Noomi Rapace is harder to watch. She’s got an unusual and unsettling presence (you can understand why she was cast in The Girl With the Dragon Tattoo). She’s got a face with wide, flat, rounded cheekbones that can come across as plain; and in some scenes here she seems kind of stumpy in her too-high heels; but suddenly she can also unfurl a stream of fury, or evoke a kind of ease with skill, or make herself seem an original and startling beauty.

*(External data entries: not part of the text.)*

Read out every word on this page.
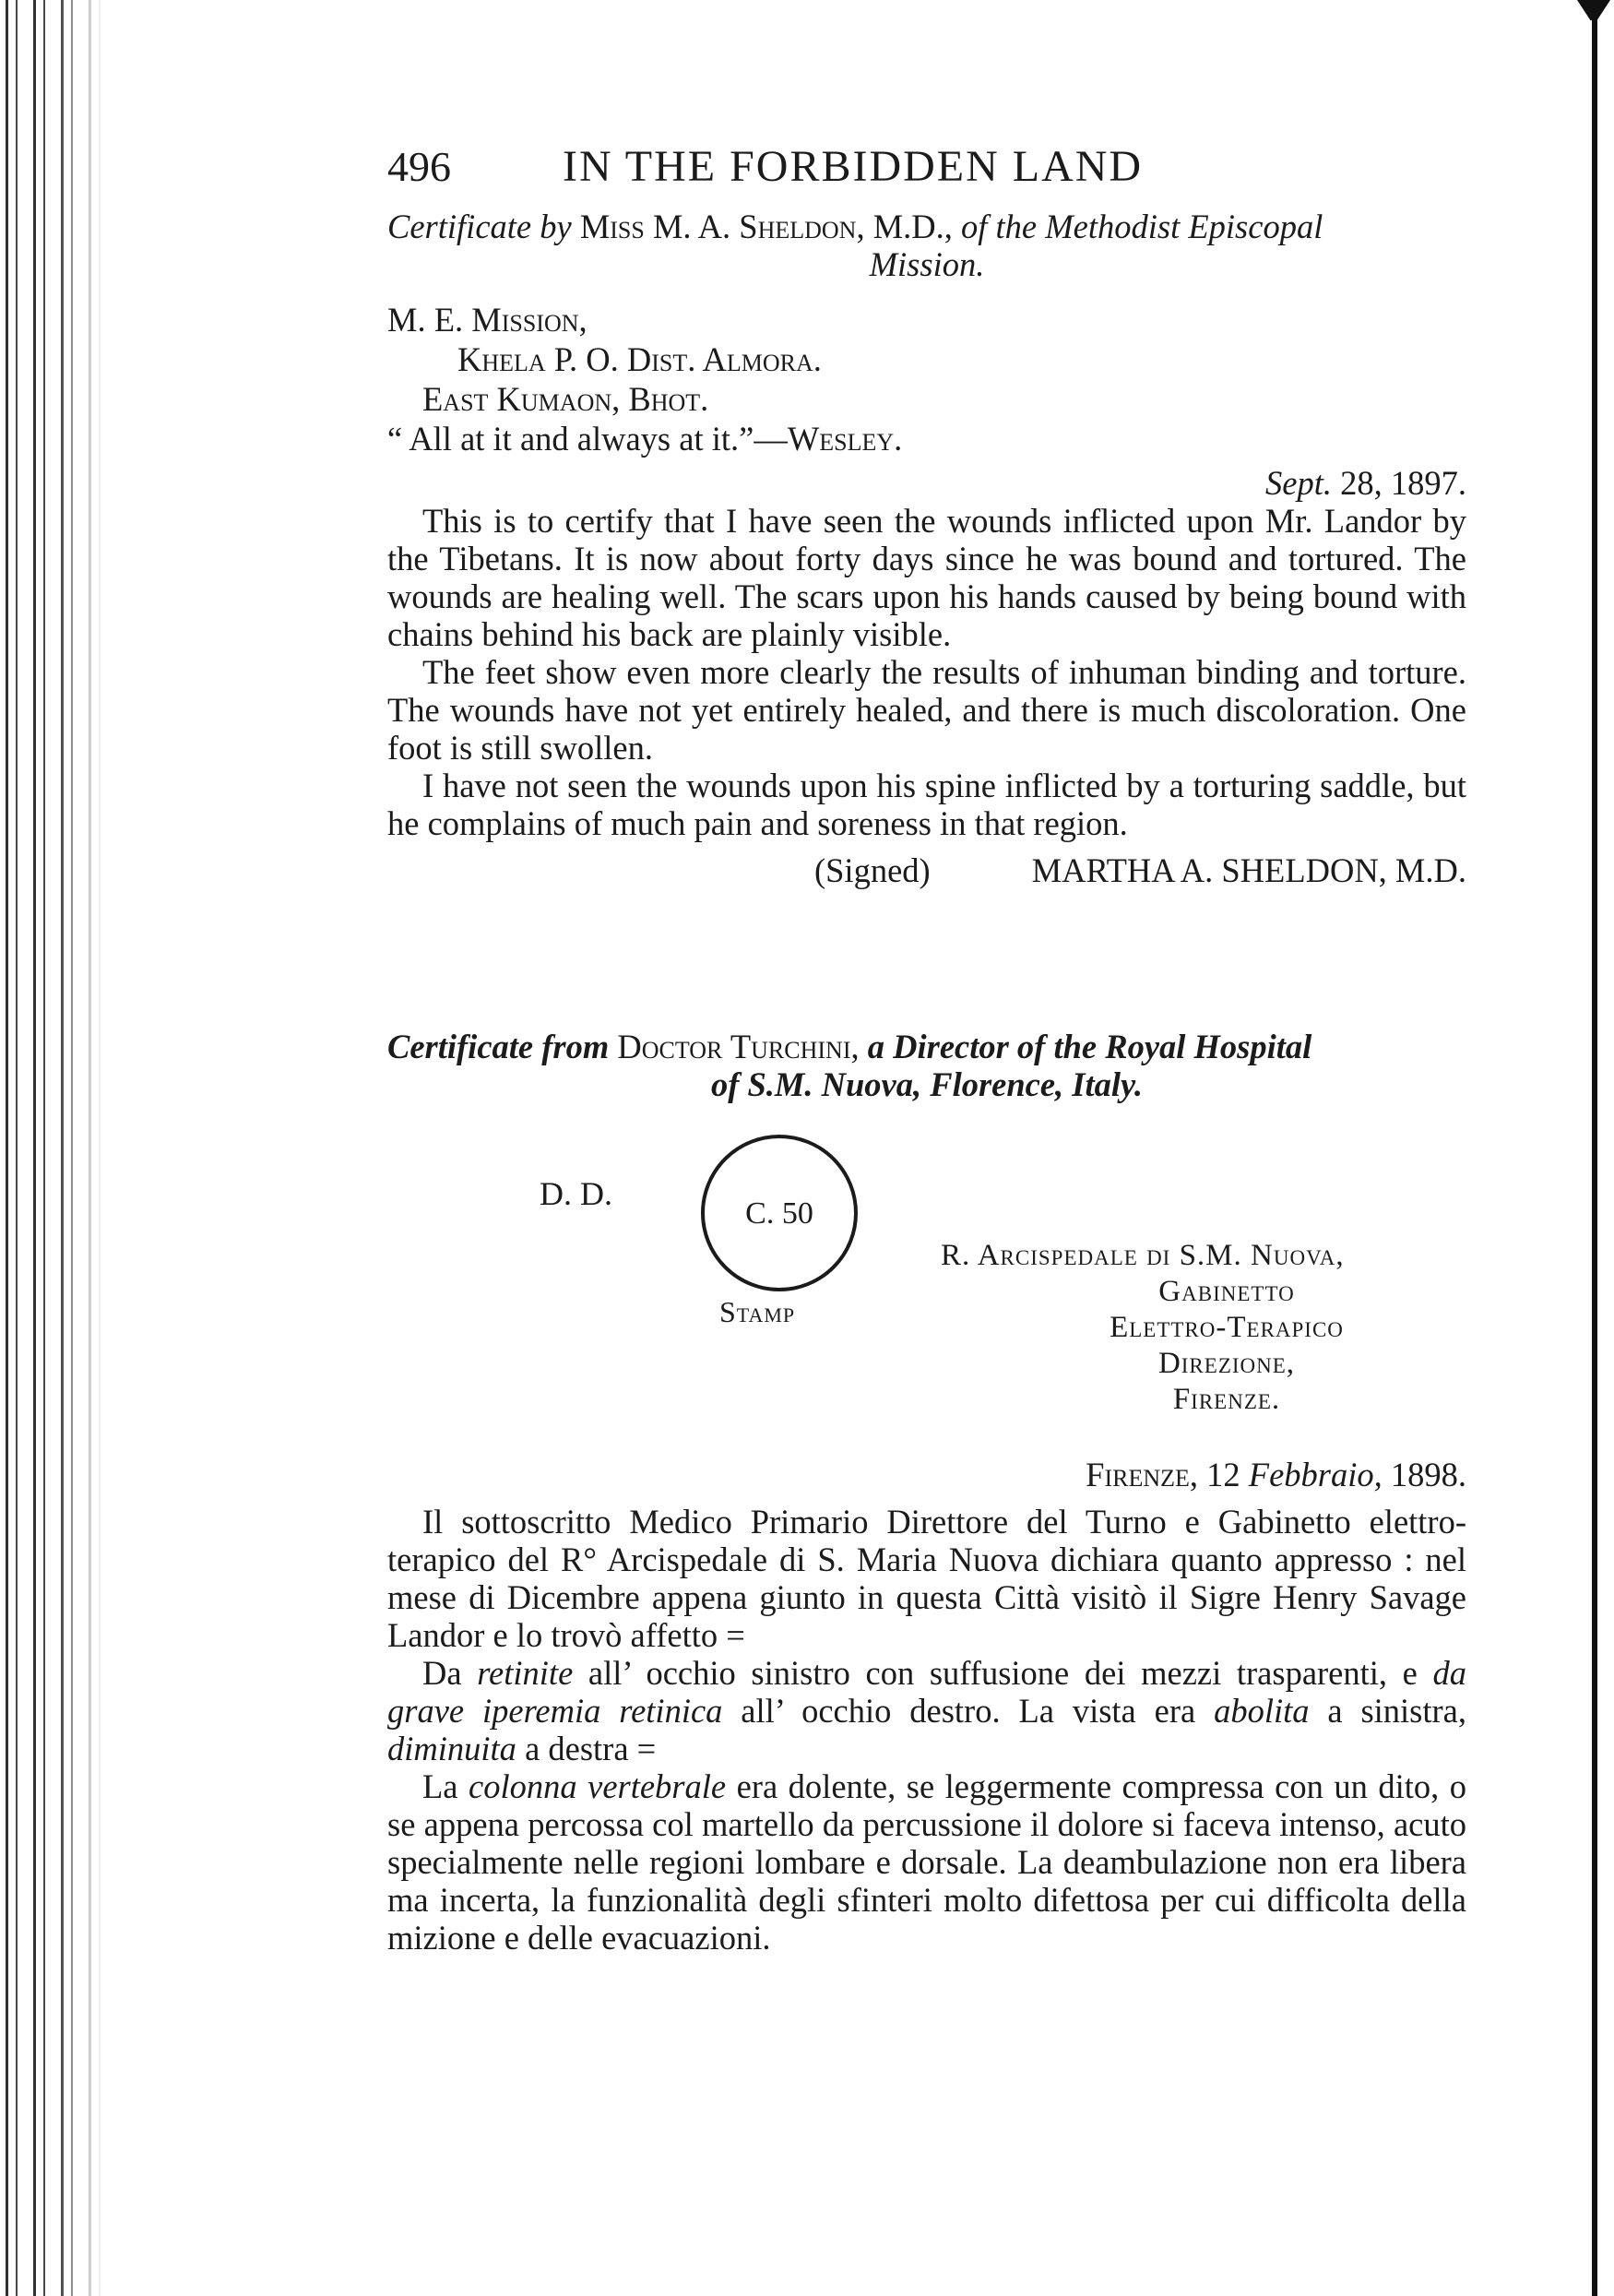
496	IN THE FORBIDDEN LAND
Certificate by Miss M. A. Sheldon, M.D., of the Methodist Episcopal
Mission.
M. E. Mission,
Khela P. O. Dist. Almora.
East Kumaon, Bhot.
“ All at it and always at it.”—Wesley.
Sept. 28, 1897.

This is to certify that I have seen the wounds inflicted upon Mr. Landor by the Tibetans. It is now about forty days since he was bound and tortured. The wounds are healing well. The scars upon his hands caused by being bound with chains behind his back are plainly visible.

The feet show even more clearly the results of inhuman binding and torture. The wounds have not yet entirely healed, and there is much discoloration. One foot is still swollen.

I have not seen the wounds upon his spine inflicted by a torturing saddle, but he complains of much pain and soreness in that region.

(Signed)	MARTHA A. SHELDON, M.D.
Certificate from Doctor Turchini, a Director of the Royal Hospital
of S.M. Nuova, Florence, Italy.
D. D.
C. 50
Stamp
R. Arcispedale di S.M. Nuova,
Gabinetto
Elettro-Terapico
Direzione,
Firenze.
Firenze, 12 Febbraio, 1898.

Il sottoscritto Medico Primario Direttore del Turno e Gabinetto elettro-terapico del R° Arcispedale di S. Maria Nuova dichiara quanto appresso : nel mese di Dicembre appena giunto in questa Città visitò il Sigre Henry Savage Landor e lo trovò affetto =

Da retinite all’ occhio sinistro con suffusione dei mezzi trasparenti, e da grave iperemia retinica all’ occhio destro. La vista era abolita a sinistra, diminuita a destra =

La colonna vertebrale era dolente, se leggermente compressa con un dito, o se appena percossa col martello da percussione il dolore si faceva intenso, acuto specialmente nelle regioni lombare e dorsale. La deambulazione non era libera ma incerta, la funzionalità degli sfinteri molto difettosa per cui difficolta della mizione e delle evacuazioni.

It’s a role and a story that seem to have confused some critics but that make perfect sense to me: a girl who’s been damaged unconsciously sees her life ruined whilst the cause of it gets off scot free and wants revenge. She meets a man, also, hell-bent on revenge. They’re opposites, she claims to be talkative though we never see her in quite that way; he claims to be reticent; though we never quite see him that way with her. They’re clearly made for each other. The film offers excellent reasons why she’s one way in the beginning and quite different at the end (Farrell changes with her, though less mercurially, as befits the plot).

Terence Howard is in it, slimmer and more handsome than previously though never quiet as threatening as he should be. F. Murray Abraham also appears (and it feels odd that he’s the only one in the whole film, including Howard, who really seems to belong in NYC). Poor Dominic Cooper is given the role that redeems the hero. The person who makes the greatest impression in the shortest time is Isabelle Huppert: like very few actors on film, Vanessa Redgrave is one of the few examples that come to mind, she can conjure a role into existence out of mere line readings and minimal gestures. and delight the audience with a  non-existent part; it’s a lovely kind of witchcraft.

Dead Mand Down is not for purists; those who like action will be pleased without being thrilled; those who like noir will have seen darker examples; it’s a romance that’s not a comedy and that lingers longer on loneliness than is comfortable. But people who like an interesting and intriguing combination of all of the above, with superb actors who seem to be growing in skill right in front of your eyes, will find a lot to look at and like.